Nihon Koshu Eisei Zasshi. 2024 Oct 3;71(9):466-473. doi: 10.11236/jph.23-111. Epub 2024 Jun 24.
Objectives This study aimed to examine the cut-off point of the Risk Assessment Scale (RAS) for predicting the 9-year risk of functional disability among older Japanese adults.Methods This prospective, 9-year follow-up study used data from the Sasaguri Genkimon Study in Fukuoka. Of the 2,629 older adults who did not have functional disabilities and participated in the baseline survey in 2011, 2,254 with complete data were included in the analysis. The RAS was assessed using a questionnaire that showed good predictive and external validity for the 3-year risk of functional disability. The outcome was the incidence of functional disability during follow-up, which was defined as a new certification for the need for support or care. The cut-off point of the RAS was estimated as the point indicating the maximum χ value of the log-rank test. The predictive validity of the RAS for functional disability was examined using C-statistics for the total score, and sensitivity and specificity for the cut-off point, respectively. Participants were then categorized into two groups according to the cut-off point (high-score and low-score groups). Hazard ratio (HR) and 95% confidence interval (95% CI) of the 9-year risk of functional disability for the high-score group compared with the low-score group were calculated using the Cox proportional hazard model. In the multivariate model, HR was adjusted for living alone, education, economic status, drinking, smoking, and multimorbidity.Results New functional disability was certified in 647 participants (28.7%) during a median follow-up period of 8.75 years.

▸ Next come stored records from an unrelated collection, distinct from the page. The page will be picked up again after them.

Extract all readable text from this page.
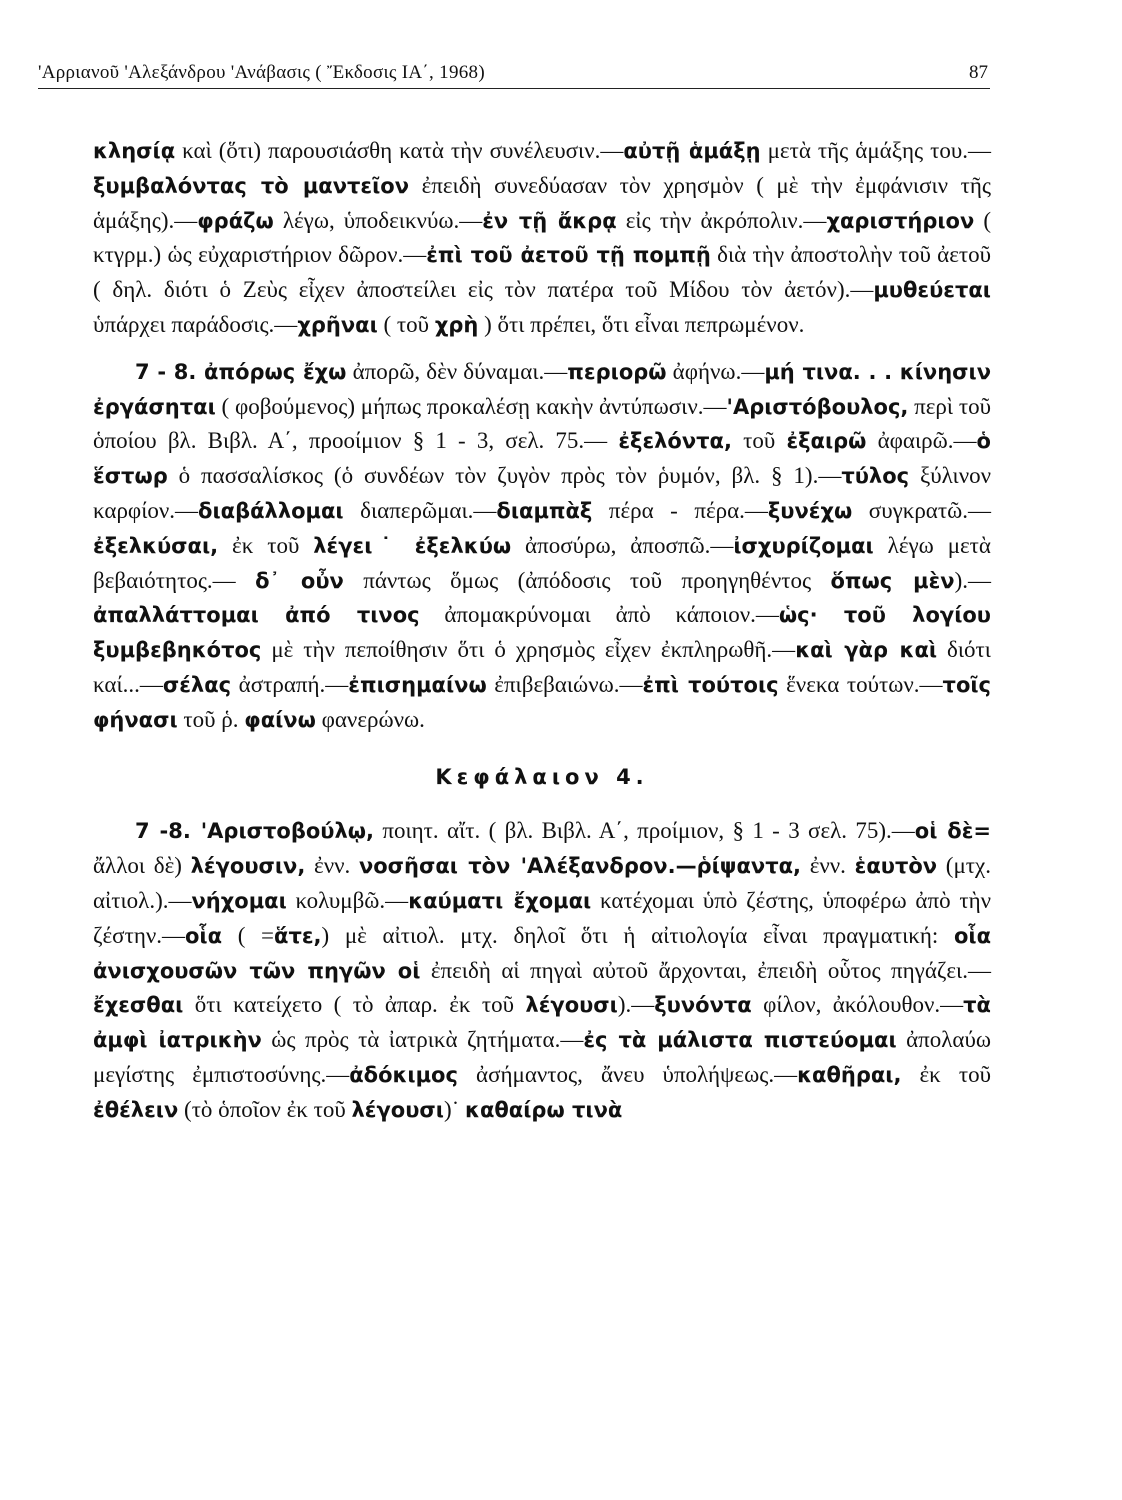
'Αρριανοῦ 'Αλεξάνδρου 'Ανάβασις ( Ἔκδοσις ΙΑ΄, 1968)	87

κλησίᾳ καὶ (ὅτι) παρουσιάσθη κατὰ τὴν συνέλευσιν.—αὐτῇ ἁμάξῃ μετὰ τῆς ἁμάξης του.—ξυμβαλόντας τὸ μαντεῖον ἐπειδὴ συνεδύασαν τὸν χρησμὸν ( μὲ τὴν ἐμφάνισιν τῆς ἁμάξης).—φράζω λέγω, ὑποδεικνύω.—ἐν τῇ ἄκρᾳ εἰς τὴν ἀκρόπολιν.—χαριστήριον ( κτγρμ.) ὡς εὐχαριστήριον δῶρον.—ἐπὶ τοῦ ἀετοῦ τῇ πομπῇ διὰ τὴν ἀποστολὴν τοῦ ἀετοῦ ( δηλ. διότι ὁ Ζεὺς εἶχεν ἀποστείλει εἰς τὸν πατέρα τοῦ Μίδου τὸν ἀετόν).—μυθεύεται ὑπάρχει παράδοσις.—χρῆναι ( τοῦ χρὴ ) ὅτι πρέπει, ὅτι εἶναι πεπρωμένον.

7 - 8. ἀπόρως ἔχω ἀπορῶ, δὲν δύναμαι.—περιορῶ ἀφήνω.—μή τινα. . . κίνησιν ἐργάσηται ( φοβούμενος) μήπως προκαλέσῃ κακὴν ἀντύπωσιν.—'Αριστόβουλος, περὶ τοῦ ὁποίου βλ. Βιβλ. Α΄, προοίμιον § 1 - 3, σελ. 75.— ἐξελόντα, τοῦ ἐξαιρῶ ἀφαιρῶ.—ὁ ἕστωρ ὁ πασσαλίσκος (ὁ συνδέων τὸν ζυγὸν πρὸς τὸν ῥυμόν, βλ. § 1).—τύλος ξύλινον καρφίον.—διαβάλλομαι διαπερῶμαι.—διαμπὰξ πέρα - πέρα.—ξυνέχω συγκρατῶ.—ἐξελκύσαι, ἐκ τοῦ λέγει˙ ἐξελκύω ἀποσύρω, ἀποσπῶ.—ἰσχυρίζομαι λέγω μετὰ βεβαιότητος.— δ᾽ οὖν πάντως ὅμως (ἀπόδοσις τοῦ προηγηθέντος ὅπως μὲν).—ἀπαλλάττομαι ἀπό τινος ἀπομακρύνομαι ἀπὸ κάποιον.—ὡς· τοῦ λογίου ξυμβεβηκότος μὲ τὴν πεποίθησιν ὅτι ὁ χρησμὸς εἶχεν ἐκπληρωθῆ.—καὶ γὰρ καὶ διότι καί...—σέλας ἀστραπή.—ἐπισημαίνω ἐπιβεβαιώνω.—ἐπὶ τούτοις ἕνεκα τούτων.—τοῖς φήνασι τοῦ ῥ. φαίνω φανερώνω.

Κεφάλαιον 4.

7 -8. 'Αριστοβούλῳ, ποιητ. αἴτ. ( βλ. Βιβλ. Α΄, προίμιον, § 1 - 3 σελ. 75).—οἱ δὲ= ἄλλοι δὲ) λέγουσιν, ἐνν. νοσῆσαι τὸν 'Αλέξανδρον.—ῥίψαντα, ἐνν. ἑαυτὸν (μτχ. αἰτιολ.).—νήχομαι κολυμβῶ.—καύματι ἔχομαι κατέχομαι ὑπὸ ζέστης, ὑποφέρω ἀπὸ τὴν ζέστην.—οἷα ( =ἅτε,) μὲ αἰτιολ. μτχ. δηλοῖ ὅτι ἡ αἰτιολογία εἶναι πραγματική: οἷα ἀνισχουσῶν τῶν πηγῶν οἱ ἐπειδὴ αἱ πηγαὶ αὐτοῦ ἄρχονται, ἐπειδὴ οὗτος πηγάζει.—ἔχεσθαι ὅτι κατείχετο ( τὸ ἀπαρ. ἐκ τοῦ λέγουσι).—ξυνόντα φίλον, ἀκόλουθον.—τὰ ἀμφὶ ἰατρικὴν ὡς πρὸς τὰ ἰατρικὰ ζητήματα.—ἐς τὰ μάλιστα πιστεύομαι ἀπολαύω μεγίστης ἐμπιστοσύνης.—ἀδόκιμος ἀσήμαντος, ἄνευ ὑπολήψεως.—καθῆραι, ἐκ τοῦ ἐθέλειν (τὸ ὁποῖον ἐκ τοῦ λέγουσι)˙ καθαίρω τινὰ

The cut-off point for functional disability was 13/14. The C-statistic was 0.774, and the sensitivity and specificity were 0.726 and 0.712, respectively. Compared to the low-score group (0-13 points), the HR (95% CI) of the high-score group (≥ 14 points) for incident functional disability in 9 years was 5.50 (4.62-6.54) in the crude model, and 4.81 (4.00-5.78) in the multivariate model (P<.001).Conclusion This study, with its long follow-up period of 9 years, demonstrated that the 13/14 cut-off point of the RAS is suitable for the long-term assessment of functional disability risk. Our results suggest the possibility of using the 13/14 cut-off point of the RAS as a promising tool to grasp the risk of functional disability over a longer time frame, highlighting the potential for early prevention and intervention.

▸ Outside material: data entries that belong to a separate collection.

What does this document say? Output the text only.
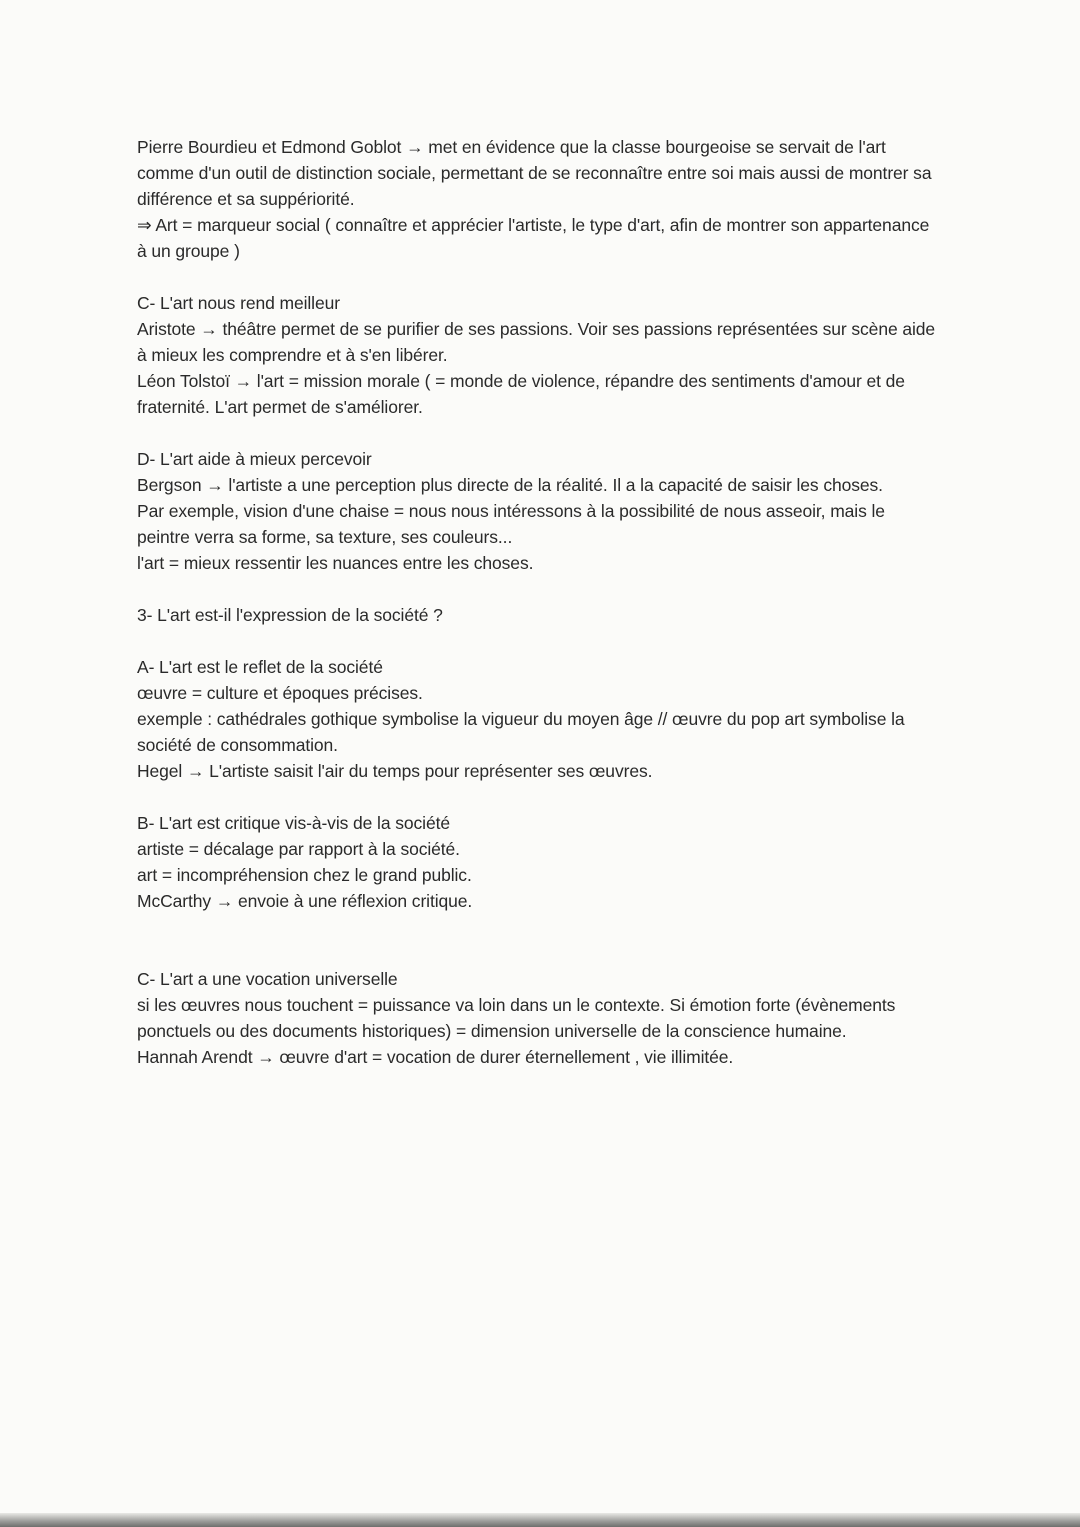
Pierre Bourdieu et Edmond Goblot → met en évidence que la classe bourgeoise se servait de l'art comme d'un outil de distinction sociale, permettant de se reconnaître entre soi mais aussi de montrer sa différence et sa suppériorité.

⇒ Art = marqueur social ( connaître et apprécier l'artiste, le type d'art, afin de montrer son appartenance à un groupe )

C- L'art nous rend meilleur

Aristote → théâtre permet de se purifier de ses passions. Voir ses passions représentées sur scène aide à mieux les comprendre et à s'en libérer.

Léon Tolstoï → l'art = mission morale ( = monde de violence, répandre des sentiments d'amour et de fraternité. L'art permet de s'améliorer.

D- L'art aide à mieux percevoir

Bergson → l'artiste a une perception plus directe de la réalité. Il a la capacité de saisir les choses.

Par exemple, vision d'une chaise = nous nous intéressons à la possibilité de nous asseoir, mais le peintre verra sa forme, sa texture, ses couleurs...

l'art = mieux ressentir les nuances entre les choses.

3- L'art est-il l'expression de la société ?

A- L'art est le reflet de la société

œuvre = culture et époques précises.

exemple : cathédrales gothique symbolise la vigueur du moyen âge // œuvre du pop art symbolise la société de consommation.

Hegel → L'artiste saisit l'air du temps pour représenter ses œuvres.

B- L'art est critique vis-à-vis de la société

artiste = décalage par rapport à la société.

art = incompréhension chez le grand public.

McCarthy → envoie à une réflexion critique.

C- L'art a une vocation universelle

si les œuvres nous touchent = puissance va loin dans un le contexte. Si émotion forte (évènements ponctuels ou des documents historiques) = dimension universelle de la conscience humaine.

Hannah Arendt → œuvre d'art = vocation de durer éternellement , vie illimitée.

目的 本研究旨在探讨风险评估量表(RAS)在预测日本老年人群9年功能残疾风险时的截断点。
方法 这项前瞻性的9年随访研究使用了来自福冈笹栗健康调查的数据。在2011年参加基线调查且无功能残疾的2629名老年人中,2254名数据完整者纳入分析。使用一份对功能残疾3年风险具有良好预测效度和外部效度的问卷对RAS进行评估。结局为随访期间功能残疾的发生率,定义为新的需要支持或护理的认证。RAS的截断点估计为对数秩检验χ值最大时的点。分别使用总分的C统计量以及截断点的敏感度和特异度来检验RAS对功能残疾的预测效度。然后根据截断点将参与者分为两组(高分和低分两组)。使用Cox比例风险模型计算高分组合低分相比9年功能残疾风险的风险比(HR)和95%置信区间(95%CI)。在多变量模型中,对HR进行了独居、教育程度、经济状况、饮酒、吸烟和多种疾病并存情况的校正。

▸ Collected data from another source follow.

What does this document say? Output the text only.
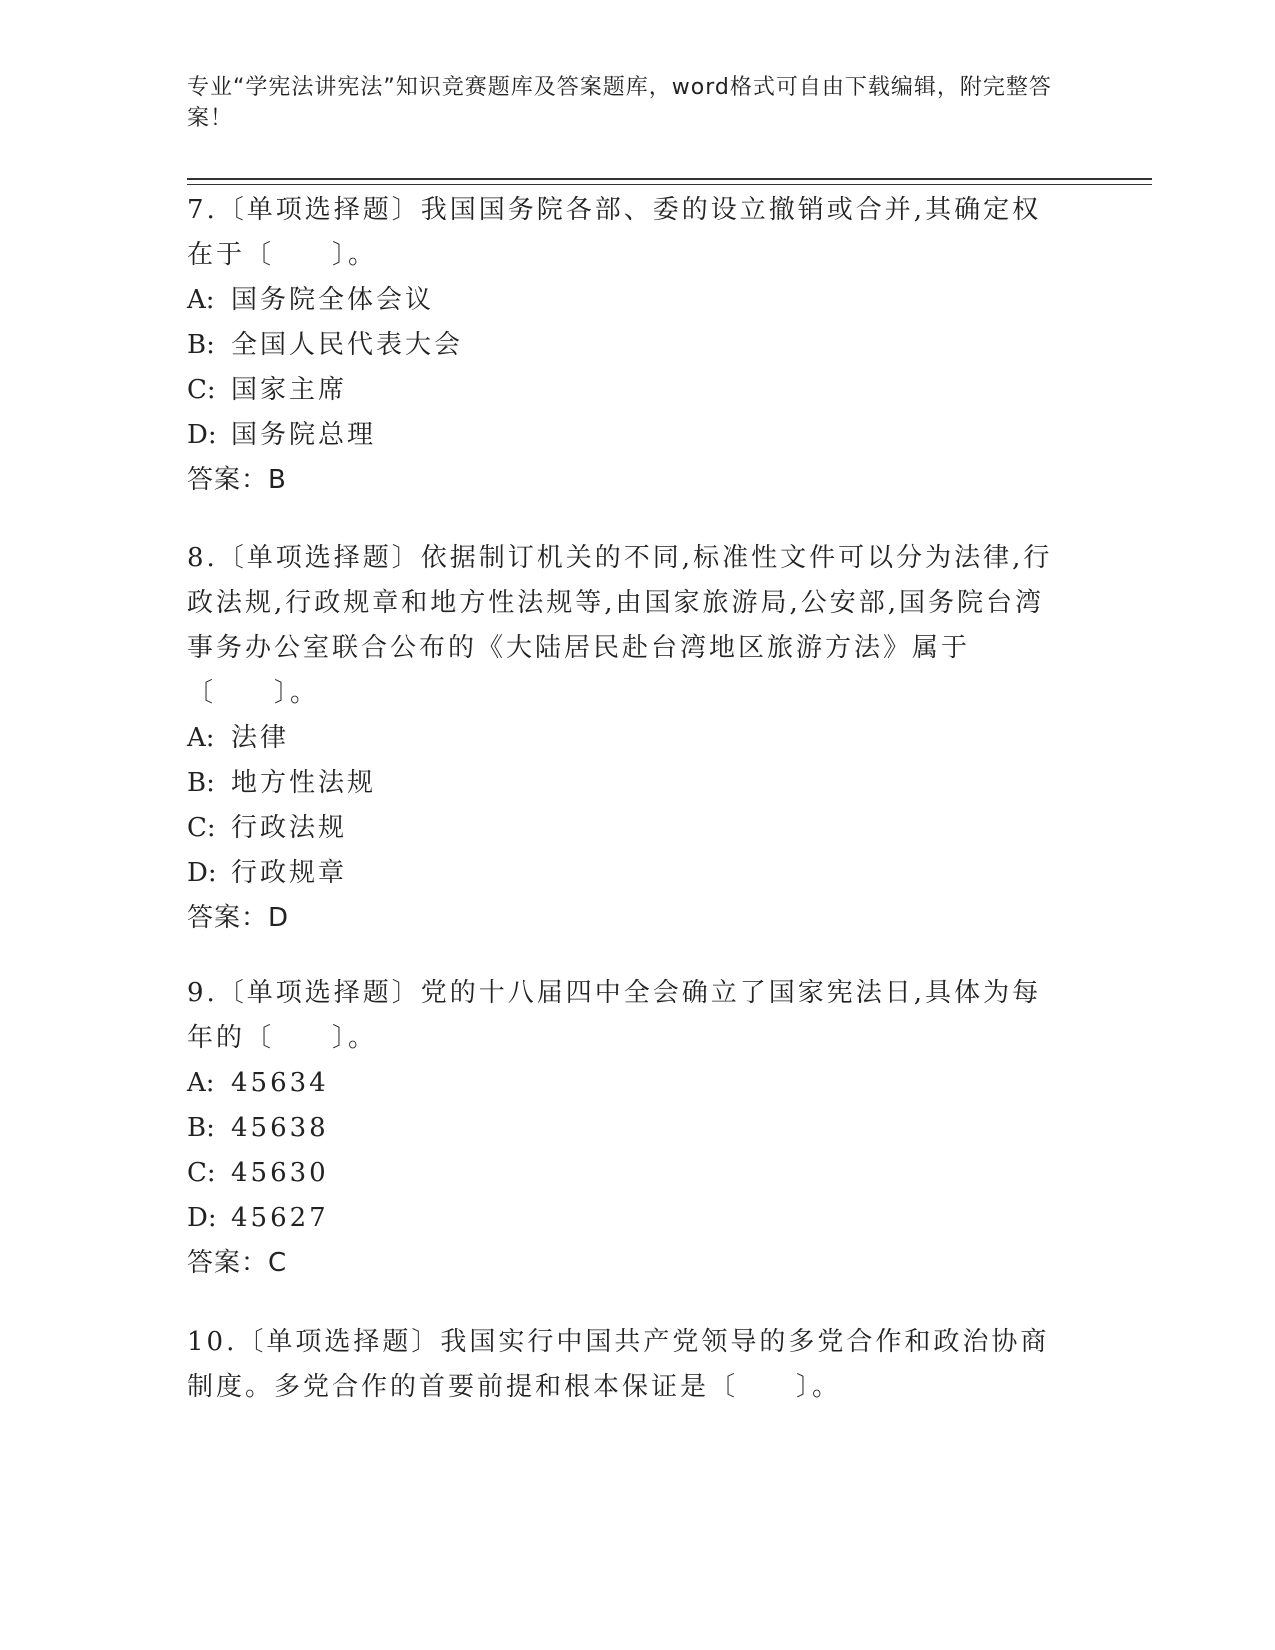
专业“学宪法讲宪法”知识竞赛题库及答案题库，word格式可自由下载编辑，附完整答案！

7.〔单项选择题〕我国国务院各部、委的设立撤销或合并,其确定权在于〔　　〕。

A: 国务院全体会议

B: 全国人民代表大会

C: 国家主席

D: 国务院总理

答案：B

8.〔单项选择题〕依据制订机关的不同,标准性文件可以分为法律,行政法规,行政规章和地方性法规等,由国家旅游局,公安部,国务院台湾事务办公室联合公布的《大陆居民赴台湾地区旅游方法》属于〔　　〕。

A: 法律

B: 地方性法规

C: 行政法规

D: 行政规章

答案：D

9.〔单项选择题〕党的十八届四中全会确立了国家宪法日,具体为每年的〔　　〕。

A: 45634

B: 45638

C: 45630

D: 45627

答案：C

10.〔单项选择题〕我国实行中国共产党领导的多党合作和政治协商制度。多党合作的首要前提和根本保证是〔　　〕。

结果 在中位随访期8.75年期间,647名参与者(28.7%)被新认证为功能残疾。功能残疾的截断点为13/14。C统计量为0.774,敏感度和特异度分别为0.726和0.712。与低分组合(0 - 13分)相比,高分组合(≥14分)9年发生功能残疾的HR(95%CI)在粗模型中为5.50(4.62 - 6.54),在多变量模型中为4.81(4.00 - 5.78)(P <.001)。
结论 本研究长达9年的随访表明,RAS的13/14截断点适用于功能残疾风险的长期评估。我们的结果提示,RAS的13/14截断点有可能作为一种有前景的工具,用于在更长时间范围内把握功能残疾风险,凸显了早期预防和干预的潜力。